Pada panduan GRI G4, “application level” ditiadakan karena perusahaan berlomba-lomba “melaporkan indikator sebanyak mungkin” pada laporan keberlanjutannya agar mencapai level A. Perusahaan dan para penyusun laporan keberlanjutan saat itu banyak yang memiliki persepsi bahwa semakin banyak melaporkan indikator akan semakin baik. Padahal, laporan keberlanjutan idealnya fokus pada isu-isu yang relevan dan material terhadap konteks keberlanjutan ekonomi, sosial, lingkungan perusahaan, dan para pemangku kepentingan sekitarnya.
Pada tahun 2015, GRI membentuk Global Sustainability Standard Board (GRI GSSB) yang secara spesifik bertugas menangani pengembangan standar laporan keberlanjutan. Menjelang kuartal keempat tahun 2016, GRI GSSB mulai memperkenalkan GRI Standards yang kemudian diluncurkan di Indonesia pada tahun 2017. GRI Standards akan mulai efektif berlaku pada tanggal 1 Juli 2018.

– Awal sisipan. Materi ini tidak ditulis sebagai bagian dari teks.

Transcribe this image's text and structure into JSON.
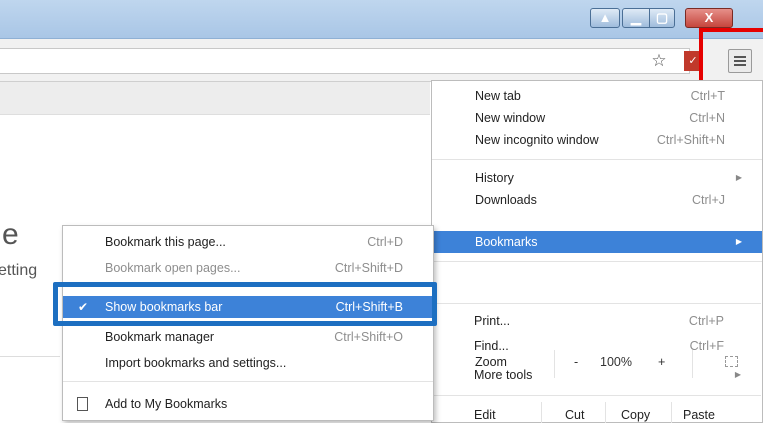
{
  "colors": {
    "titlebar": "#b4cfea",
    "menu_highlight": "#3d82d8",
    "annotation_red": "#e60000",
    "annotation_blue": "#1d6fc1"
  },
  "icons": {
    "star": "star-icon",
    "menu": "hamburger-menu-icon",
    "close": "close-icon",
    "minimize": "minimize-icon",
    "maximize": "maximize-icon",
    "user": "user-icon"
  },
  "page": {
    "letter": "e",
    "settings_fragment": "etting"
  },
  "chrome_menu": {
    "items": [
      {
        "label": "New tab",
        "shortcut": "Ctrl+T"
      },
      {
        "label": "New window",
        "shortcut": "Ctrl+N"
      },
      {
        "label": "New incognito window",
        "shortcut": "Ctrl+Shift+N"
      },
      {
        "label": "History",
        "shortcut": ""
      },
      {
        "label": "Downloads",
        "shortcut": "Ctrl+J"
      },
      {
        "label": "Bookmarks",
        "shortcut": ""
      },
      {
        "label": "Print...",
        "shortcut": "Ctrl+P"
      },
      {
        "label": "Find...",
        "shortcut": "Ctrl+F"
      },
      {
        "label": "More tools",
        "shortcut": ""
      }
    ],
    "zoom": {
      "label": "Zoom",
      "minus": "-",
      "value": "100%",
      "plus": "+"
    },
    "edit": {
      "label": "Edit",
      "cut": "Cut",
      "copy": "Copy",
      "paste": "Paste"
    }
  },
  "bookmarks_menu": {
    "items": [
      {
        "label": "Bookmark this page...",
        "shortcut": "Ctrl+D"
      },
      {
        "label": "Bookmark open pages...",
        "shortcut": "Ctrl+Shift+D"
      },
      {
        "label": "Show bookmarks bar",
        "shortcut": "Ctrl+Shift+B",
        "checked": true
      },
      {
        "label": "Bookmark manager",
        "shortcut": "Ctrl+Shift+O"
      },
      {
        "label": "Import bookmarks and settings...",
        "shortcut": ""
      },
      {
        "label": "Add to My Bookmarks",
        "shortcut": ""
      }
    ]
  }
}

Dari GRI G4 Menuju GRI Standards: Fleksibel dan Dinamis
Penggunaan GRI Standards mungkin tidak akan berdampak signifikan bagi perusahaan yang telah membuat laporan keberlanjutan berbasiskan GRI G4. Secara umum, isi keduanya tidak jauh berbeda. Hanya ada 2 indikator spesifik yang “discontinued” dan total 42 yang direvisi. Selebihnya mengalami perubahan minor atau perubahan klasifikasi indikator.
Baik GRI G4 maupun GRI Standards juga memiliki penekanan yang sama. Keduanya sama-sama memperhatikan isu kesetaraan gender dan keterlibatan value chain dalam setiap aspek keberlanjutan. Prinsip-prinsip laporan keberlanjutan juga masih sama. Materiality dan boundary masih menjadi landasan dalam menentukan isi laporan.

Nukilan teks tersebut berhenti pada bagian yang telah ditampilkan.